/uses

The pages I myself read most, on other people's blogs, are their /uses pages. So here's mine. Inspired by uses.tech, kept honest.

Last updated: a month or two ago. If something here is out of date, it probably means I tried something else and went back. I'll get to it.

Computers

laptop
ThinkPad X1 Carbon Gen 11, i7, 32 GB RAM, 1 TB NVMe. Bought refurbished. The keyboard is the only thing I love unconditionally. (I tried a Framework 13 for six months. The hinge was wrong for me.)
desktop
A boring tower. Ryzen 7700, 64 GB ECC, two NVMe drives in a btrfs RAID. Mostly used as a build machine + emacs daemon.
homelab
MikroTik CCR2004 doing routing, three Lenovo M920q tinies running Proxmox, one HP Microserver Gen8 doing slow storage. See the post.
monitor
Dell U2723QE, 27", 4K, USB-C dock. Single monitor on purpose — tried two for a year and missed the focus.
keyboard
Custom Tofu60. Cherry MX Browns currently, lubed badly by me last autumn. I will probably swap to silent linears in the spring. I always say that.
mouse
Logitech MX Master 3S. The horizontal scroll wheel does the same thing as the vertical scroll wheel, which feels like a bug, but it's fine.
phone
Pixel 8 with GrapheneOS. Vanilla. No banking apps, on principle.

OS & daily software

os (laptop)
Arch Linux. sway, foot, fish. I keep meaning to try Hyprland. I never do.
os (desktop)
NixOS, after a year of regret and a year of love. See the post.
os (servers)
Debian stable. Boring on purpose. unattended-upgrades is a feature.
editor
Neovim with lazy.nvim, lsp-zero, telescope. About 600 lines of Lua. I run :checkhealth once a quarter and pretend the warnings aren't there.
terminal
foot on Wayland, kitty on macOS when I'm forced. tmux always. zellij tried, did not stick.
shell
fish for interactive, bash for scripts. I will die on this hill.
notes
Plain markdown in a git repo. chezmoi syncs them. I tried Obsidian. I tried Logseq. I came back.
calendar / mail
Fastmail (paid). aerc when I want to feel virtuous.
browser
Firefox with uBlock Origin and multi-account containers. Chromium for things that don't work in Firefox, which is mostly Google Meet.

Languages I reach for

go
For most services and most CLI tools. Boring on purpose. If there's a "right answer" to "what should I write this in", that's usually Go for me.
rust
When I need Drop to mean something, or when memory layout matters. Mostly: the kernel-adjacent stuff.
python
For one-off data wrangling. I use uv now and it's the best thing to happen to Python in a decade.
bash
For scripts under 100 lines. After 100 lines, it should have been Go.
sql
Postgres dialect. I write a lot of it. I don't apologize for it.

Infra-shaped things

  • Postgres for everything until it isn't. ClickHouse when Postgres finally says no.
  • Redis for ephemeral state, never for persistence.
  • NATS over Kafka for the workloads I build. Faster to set up. Easier to reason about.
  • Caddy at the edge for personal stuff, nginx for work stuff.
  • Tailscale for the homelab.
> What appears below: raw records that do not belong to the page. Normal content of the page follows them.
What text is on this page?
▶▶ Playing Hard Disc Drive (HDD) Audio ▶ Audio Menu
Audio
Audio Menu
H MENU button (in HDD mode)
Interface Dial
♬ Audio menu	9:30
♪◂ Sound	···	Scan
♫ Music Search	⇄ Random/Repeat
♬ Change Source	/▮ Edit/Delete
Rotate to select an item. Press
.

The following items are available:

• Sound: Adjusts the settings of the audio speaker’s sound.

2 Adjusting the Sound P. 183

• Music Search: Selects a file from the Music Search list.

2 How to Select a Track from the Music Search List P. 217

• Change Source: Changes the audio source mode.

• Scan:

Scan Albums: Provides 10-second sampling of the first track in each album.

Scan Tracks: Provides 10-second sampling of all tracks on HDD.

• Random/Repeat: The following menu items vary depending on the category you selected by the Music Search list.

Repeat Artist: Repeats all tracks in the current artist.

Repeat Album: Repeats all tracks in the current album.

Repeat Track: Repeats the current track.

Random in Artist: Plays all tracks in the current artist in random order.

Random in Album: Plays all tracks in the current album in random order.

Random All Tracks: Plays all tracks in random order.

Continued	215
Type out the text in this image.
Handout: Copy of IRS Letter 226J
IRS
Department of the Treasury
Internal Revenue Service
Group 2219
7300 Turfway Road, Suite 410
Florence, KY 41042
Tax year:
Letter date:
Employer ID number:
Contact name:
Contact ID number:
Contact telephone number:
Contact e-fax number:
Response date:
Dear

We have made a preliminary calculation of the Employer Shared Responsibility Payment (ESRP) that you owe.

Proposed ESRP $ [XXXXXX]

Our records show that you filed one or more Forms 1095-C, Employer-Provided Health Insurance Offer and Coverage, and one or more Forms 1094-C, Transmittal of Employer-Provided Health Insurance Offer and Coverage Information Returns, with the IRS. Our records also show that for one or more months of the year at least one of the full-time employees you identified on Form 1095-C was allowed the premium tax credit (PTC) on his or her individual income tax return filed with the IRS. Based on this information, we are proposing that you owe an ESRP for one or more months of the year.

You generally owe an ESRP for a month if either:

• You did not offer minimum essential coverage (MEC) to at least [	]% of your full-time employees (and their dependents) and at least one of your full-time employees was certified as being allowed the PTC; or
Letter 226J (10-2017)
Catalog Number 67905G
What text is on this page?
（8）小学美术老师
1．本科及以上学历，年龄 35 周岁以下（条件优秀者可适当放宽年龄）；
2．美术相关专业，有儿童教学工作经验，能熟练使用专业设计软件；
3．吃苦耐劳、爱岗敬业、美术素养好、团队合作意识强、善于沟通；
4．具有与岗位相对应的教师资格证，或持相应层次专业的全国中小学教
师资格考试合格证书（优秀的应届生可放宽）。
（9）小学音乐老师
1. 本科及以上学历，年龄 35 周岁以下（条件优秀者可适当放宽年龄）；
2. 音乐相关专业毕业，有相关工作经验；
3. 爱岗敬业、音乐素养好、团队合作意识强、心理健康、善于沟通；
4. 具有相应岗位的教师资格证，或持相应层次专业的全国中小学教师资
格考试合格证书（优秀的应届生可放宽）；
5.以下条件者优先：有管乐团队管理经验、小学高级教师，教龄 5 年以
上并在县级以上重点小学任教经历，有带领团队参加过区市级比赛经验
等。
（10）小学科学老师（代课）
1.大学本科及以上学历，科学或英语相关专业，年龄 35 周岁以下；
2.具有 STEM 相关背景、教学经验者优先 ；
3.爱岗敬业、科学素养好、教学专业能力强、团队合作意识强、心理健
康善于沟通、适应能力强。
WireGuard directly when I want to know what's going on.
  • Prometheus + Grafana + Loki. I keep evaluating Mimir/VictoriaMetrics. The current setup keeps winning.

Outside the screen

  • Kalita Wave + a 1zpresso J-Ultra. Most days. The Chemex on weekends.
  • A 2014 Brompton M6L. Stickered to the point of being identifiable.
  • A Yamaha P-45 I'm bad at. Improving slowly.
  • A film camera (Nikon FM2n) I take out maybe twice a year.